Sure it's a loop. By that definition every guy that has ever held down a
key on a sampler is a looper. That makes the definition to broad to be
interesting to me, certainly not enough to motivate me to tune into a
"looper station". By that definition, every dance channel or "mix"
channel on satellite radio is a looper station and I've got about twenty
of those already.
On 6/19/12 1:07 PM, "Tyler" <
programmer651@comcast.net> wrote:
>What I meant was, part of the song (at the very beginning) has the word
>"Amadeus" being chanted. They
>kept repeating the sample where the guy says "Amadeus" before they start
>singing the word (regular
>repetition).
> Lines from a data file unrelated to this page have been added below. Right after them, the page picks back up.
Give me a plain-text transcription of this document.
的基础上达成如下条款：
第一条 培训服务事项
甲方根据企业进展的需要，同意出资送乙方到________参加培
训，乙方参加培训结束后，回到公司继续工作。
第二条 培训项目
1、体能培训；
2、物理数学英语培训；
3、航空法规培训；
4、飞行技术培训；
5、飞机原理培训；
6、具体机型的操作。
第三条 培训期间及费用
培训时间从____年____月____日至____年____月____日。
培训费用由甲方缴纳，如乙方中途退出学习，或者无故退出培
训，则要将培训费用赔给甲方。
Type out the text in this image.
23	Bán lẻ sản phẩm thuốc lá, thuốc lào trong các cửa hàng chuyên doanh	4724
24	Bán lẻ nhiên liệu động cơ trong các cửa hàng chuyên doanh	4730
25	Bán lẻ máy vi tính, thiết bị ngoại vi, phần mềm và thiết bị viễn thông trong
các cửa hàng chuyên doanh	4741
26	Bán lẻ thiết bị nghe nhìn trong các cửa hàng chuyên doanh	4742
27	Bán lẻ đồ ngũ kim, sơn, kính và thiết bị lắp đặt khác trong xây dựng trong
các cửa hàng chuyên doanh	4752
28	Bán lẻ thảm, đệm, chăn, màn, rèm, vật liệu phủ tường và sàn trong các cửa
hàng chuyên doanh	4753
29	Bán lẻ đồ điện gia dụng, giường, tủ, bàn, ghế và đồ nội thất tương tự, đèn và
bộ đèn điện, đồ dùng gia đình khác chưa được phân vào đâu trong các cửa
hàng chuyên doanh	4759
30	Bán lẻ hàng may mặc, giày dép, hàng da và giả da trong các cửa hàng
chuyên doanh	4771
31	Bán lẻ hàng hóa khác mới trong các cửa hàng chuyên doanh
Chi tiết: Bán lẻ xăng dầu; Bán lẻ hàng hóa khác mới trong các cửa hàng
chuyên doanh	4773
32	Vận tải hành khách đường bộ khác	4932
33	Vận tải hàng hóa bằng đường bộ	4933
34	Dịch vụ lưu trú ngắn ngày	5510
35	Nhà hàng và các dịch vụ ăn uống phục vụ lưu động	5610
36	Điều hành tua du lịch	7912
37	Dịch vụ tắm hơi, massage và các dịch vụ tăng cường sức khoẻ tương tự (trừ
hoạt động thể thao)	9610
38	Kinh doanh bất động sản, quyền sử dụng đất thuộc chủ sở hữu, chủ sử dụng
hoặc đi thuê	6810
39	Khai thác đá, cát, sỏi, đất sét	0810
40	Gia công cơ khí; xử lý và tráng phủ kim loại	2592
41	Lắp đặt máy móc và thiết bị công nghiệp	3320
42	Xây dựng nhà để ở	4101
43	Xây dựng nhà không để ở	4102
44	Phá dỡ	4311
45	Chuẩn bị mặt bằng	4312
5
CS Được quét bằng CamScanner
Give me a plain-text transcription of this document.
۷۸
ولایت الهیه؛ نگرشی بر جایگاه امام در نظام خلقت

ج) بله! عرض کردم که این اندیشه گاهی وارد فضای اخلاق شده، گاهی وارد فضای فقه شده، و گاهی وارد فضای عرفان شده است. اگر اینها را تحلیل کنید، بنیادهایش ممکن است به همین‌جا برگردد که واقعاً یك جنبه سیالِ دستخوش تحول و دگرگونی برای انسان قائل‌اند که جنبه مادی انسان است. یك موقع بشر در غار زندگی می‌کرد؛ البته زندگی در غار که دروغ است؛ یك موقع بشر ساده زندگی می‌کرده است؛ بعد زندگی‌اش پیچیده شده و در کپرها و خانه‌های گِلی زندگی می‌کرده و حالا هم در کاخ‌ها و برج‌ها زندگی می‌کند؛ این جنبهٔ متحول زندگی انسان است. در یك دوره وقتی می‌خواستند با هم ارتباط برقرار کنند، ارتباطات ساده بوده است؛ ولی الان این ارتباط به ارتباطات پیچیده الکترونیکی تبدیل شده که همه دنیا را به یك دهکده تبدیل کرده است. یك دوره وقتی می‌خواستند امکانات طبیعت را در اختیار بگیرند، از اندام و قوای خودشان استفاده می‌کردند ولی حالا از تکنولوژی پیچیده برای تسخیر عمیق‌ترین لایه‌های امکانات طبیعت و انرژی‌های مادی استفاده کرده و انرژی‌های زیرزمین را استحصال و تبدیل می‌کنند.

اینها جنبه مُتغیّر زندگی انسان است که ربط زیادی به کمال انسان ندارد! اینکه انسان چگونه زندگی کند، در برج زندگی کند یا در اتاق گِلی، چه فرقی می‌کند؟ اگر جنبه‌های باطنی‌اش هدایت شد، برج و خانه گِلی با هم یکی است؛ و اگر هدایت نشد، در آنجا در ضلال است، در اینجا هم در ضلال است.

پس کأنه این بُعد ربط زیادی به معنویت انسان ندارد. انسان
Have you ever noticed that? At the beginning, it sounds like
>they used digital technology
>to repeat the word "Amadeus" a few
times. The digital repetition is the
>looping.
>Tyler Z
>On Tue, 19 Jun 2012 14:01:18 -0400, Sylvain Poitras wrote:
>
>
>>Tyler,
>>If your definition of a concept is too general, it ceases to be a
>>useful definition (it doesn't allow us to pick out instances of that
>>concept apart from everything else).
>>
>>If you want to say that repeating the name Amadeus in a song is
>>looping, I'm not going to argue with you. However, I will not adopt
>>your definition... everything becomes looping under that definition,
>>and talking about looping ceases to be intrinsically interesting...
>>it's like talking about any kind of music but by using a term made
>>meaningless by being too inclusive.
>>
>>Are you confusing repetition and looping?